Money Market Accounts & Savings
Putting your money in a traditional savings account is an obvious answer, but there’s also the option of money market accounts.
Let’s look at the difference.
Saving accounts are one of the most fundamental types of accounts a bank or credit union carries. As a safe and secure place to store your money, a savings account also earns dividends, though the rate is usually pretty low when compared to money markets.
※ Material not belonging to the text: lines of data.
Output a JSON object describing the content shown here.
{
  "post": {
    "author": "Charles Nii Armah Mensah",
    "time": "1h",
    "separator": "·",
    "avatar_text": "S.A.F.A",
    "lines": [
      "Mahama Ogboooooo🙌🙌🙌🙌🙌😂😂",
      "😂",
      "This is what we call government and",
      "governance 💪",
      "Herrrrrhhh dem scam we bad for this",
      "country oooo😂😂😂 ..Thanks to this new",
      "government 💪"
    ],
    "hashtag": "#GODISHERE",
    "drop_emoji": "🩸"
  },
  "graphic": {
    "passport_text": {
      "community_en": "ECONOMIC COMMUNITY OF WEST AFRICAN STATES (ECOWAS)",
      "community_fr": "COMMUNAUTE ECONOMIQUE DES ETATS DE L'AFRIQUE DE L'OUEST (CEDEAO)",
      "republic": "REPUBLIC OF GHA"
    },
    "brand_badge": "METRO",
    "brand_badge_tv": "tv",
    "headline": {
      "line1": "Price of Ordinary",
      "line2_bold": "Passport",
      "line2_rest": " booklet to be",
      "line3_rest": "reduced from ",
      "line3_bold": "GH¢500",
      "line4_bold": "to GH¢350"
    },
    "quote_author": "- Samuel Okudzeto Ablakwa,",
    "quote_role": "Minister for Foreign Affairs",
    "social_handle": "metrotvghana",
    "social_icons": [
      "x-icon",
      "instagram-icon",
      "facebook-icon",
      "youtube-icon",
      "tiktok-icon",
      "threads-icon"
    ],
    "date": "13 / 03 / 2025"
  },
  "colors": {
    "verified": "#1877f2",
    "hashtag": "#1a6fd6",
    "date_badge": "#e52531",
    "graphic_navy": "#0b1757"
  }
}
A savings account is often used for:
- Saving up for a big purchase
- Emergency funds
- A complement to a checking account
A+ Tip: When searching for accounts, keep in mind that financial institutions offer different types of savings accounts for different goals. For example, the Affinity Plus WINcentive® Savings gives you a chance to win cash prizes.
Money Market Accounts
A money market account is a dividend-bearing account at a bank or credit union, and it has features of both a savings and a checking account.
Money market accounts:
- Typically offer higher dividend rates than savings accounts
- Are insured by the FDIC and NCUA
- Can have higher fees and minimum balance requirements than savings accounts
- May have check-writing and debit card privileges
A money market account is a way to keep your money earning while you can still access the cash, as opposed to other savings methods, such as certificate accounts.
Saving, Your Way
Choosing between a savings account and a money market account includes various factors, but it’s good to start by thinking about your goals for the money you’re saving. Some people prefer savings accounts, because they don’t want the fees or minimum balance requirements associated with money market accounts. And some prefer money market accounts, because they want a better dividend rate than a traditional savings account offers.
And remember that many banks and credit unions offer high-yield savings products that are similar to money market accounts. So be sure to check all of your options.